Alternating current (AC) corrosion is a type of corrosion that occurs in buried pipelines under AC stray current interference, which can increase the hydrogen embrittlement sensitivity of pipelines. However, rare research works have been conducted on the hydrogen permeability characteristics of pipeline steel under AC stray current interference. The purpose of this paper is to study hydrogen permeation behavior of X80 steel under AC stray current interference.
In this paper, the hydrogen permeation behavior of X80 steel under AC interference is studied by AC hydrogen charging experiment in a dual electrolytic cell. The relationship between hydrogen evolution rate and hydrogen permeation flux is studied using the gas collection method. The difference between AC hydrogen permeability and direct current (DC) hydrogen permeability is also discussed.

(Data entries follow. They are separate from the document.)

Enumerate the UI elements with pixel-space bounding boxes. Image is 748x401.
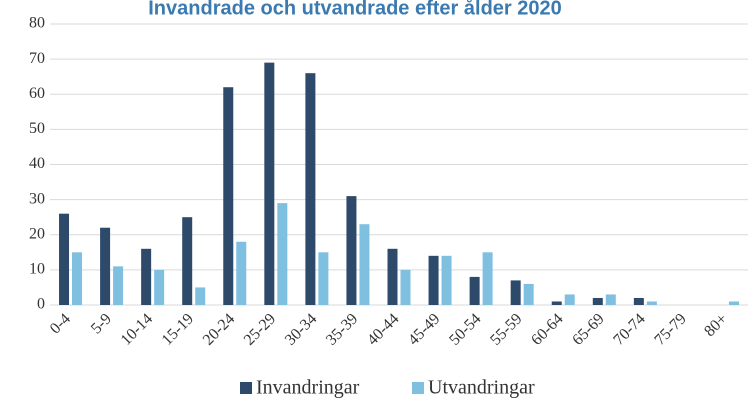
y-tick-label: 10: [29, 261, 45, 278]
y-tick-label: 50: [29, 120, 45, 137]
x-tick-label: 20-24: [200, 310, 238, 348]
bar: [236, 241, 247, 305]
bar: [141, 248, 152, 305]
bar: [154, 269, 165, 305]
bar: [223, 87, 234, 305]
bar: [523, 283, 534, 305]
bar: [359, 224, 370, 305]
x-tick-label: 0-4: [47, 310, 74, 337]
bar: [592, 297, 603, 305]
bar: [605, 294, 616, 305]
bar: [305, 73, 316, 305]
y-tick-label: 0: [37, 296, 45, 313]
y-tick-label: 40: [29, 155, 45, 172]
bar: [318, 252, 329, 305]
bar: [510, 280, 521, 305]
x-tick-label: 70-74: [610, 310, 648, 348]
bar: [346, 196, 357, 305]
y-tick-label: 60: [29, 85, 45, 102]
bar: [195, 287, 206, 305]
legend-swatch: [412, 382, 424, 394]
x-tick-label: 50-54: [446, 310, 484, 348]
y-tick-label: 80: [29, 15, 45, 32]
bar: [428, 255, 439, 305]
y-tick-label: 20: [29, 225, 45, 242]
bar: [646, 301, 657, 305]
bar: [72, 252, 83, 305]
bar: [182, 217, 193, 305]
legend-label: Invandringar: [256, 377, 360, 399]
x-tick-label: 15-19: [159, 310, 197, 348]
bar: [551, 301, 562, 305]
x-tick-label: 75-79: [651, 310, 689, 348]
x-tick-label: 65-69: [569, 310, 607, 348]
x-tick-label: 35-39: [323, 310, 361, 348]
bar: [100, 227, 111, 305]
legend-swatch: [240, 382, 252, 394]
bar: [728, 301, 739, 305]
bar: [469, 276, 480, 305]
bar: [113, 266, 124, 305]
y-tick-label: 30: [29, 190, 45, 207]
x-tick-label: 30-34: [282, 310, 320, 348]
x-tick-label: 5-9: [88, 310, 115, 337]
bar: [59, 213, 70, 305]
x-tick-label: 80+: [701, 310, 731, 340]
chart-title: Invandrade och utvandrade efter ålder 20…: [148, 0, 562, 19]
bar: [482, 252, 493, 305]
bar: [441, 255, 452, 305]
x-tick-label: 45-49: [405, 310, 443, 348]
bar: [387, 248, 398, 305]
x-tick-label: 40-44: [364, 310, 402, 348]
bar: [400, 269, 411, 305]
legend-label: Utvandringar: [428, 377, 535, 399]
x-tick-label: 25-29: [241, 310, 279, 348]
bar: [564, 294, 575, 305]
bar: [277, 203, 288, 305]
bar: [633, 297, 644, 305]
y-tick-label: 70: [29, 50, 45, 67]
x-tick-label: 60-64: [528, 310, 566, 348]
x-tick-label: 10-14: [118, 310, 156, 348]
bar: [264, 62, 275, 306]
x-tick-label: 55-59: [487, 310, 525, 348]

The anodic dissolution caused by AC corrosion promotes the chemical desorption reaction of the adsorbed hydrogen atoms on the surface, reducing the hydrogen atom absorption ratio by 70%. When the AC is smaller than 150░ A/m2, the hydrogen permeation process is controlled by the hydrogen atom generation rate, and the hydrogen permeation flux increases with the increase in hydrogen atom generation rate. When the AC exceeds 400░ A/m2, the hydrogen permeation process is controlled by the absorption ratio. The hydrogen permeation flux decreases with the decrease in the absorption ratio. Under AC interference, there is a maximum hydrogen permeation flux that linearly correlates to the H+ concentration in the solutions.
The high-strength steel is very sensitive to hydrogen embrittlement, and X80 steel has been widely used in oil and gas pipelines. To date, no research has been conducted on the hydrogen permeation behavior of pipeline steel under AC interference, and the hydrogen permeability characteristics of pipeline steel under AC interference are not clear. The research results of this paper are of great significance for ensuring the intrinsic safety of high-strength pipelines under AC stray current interference.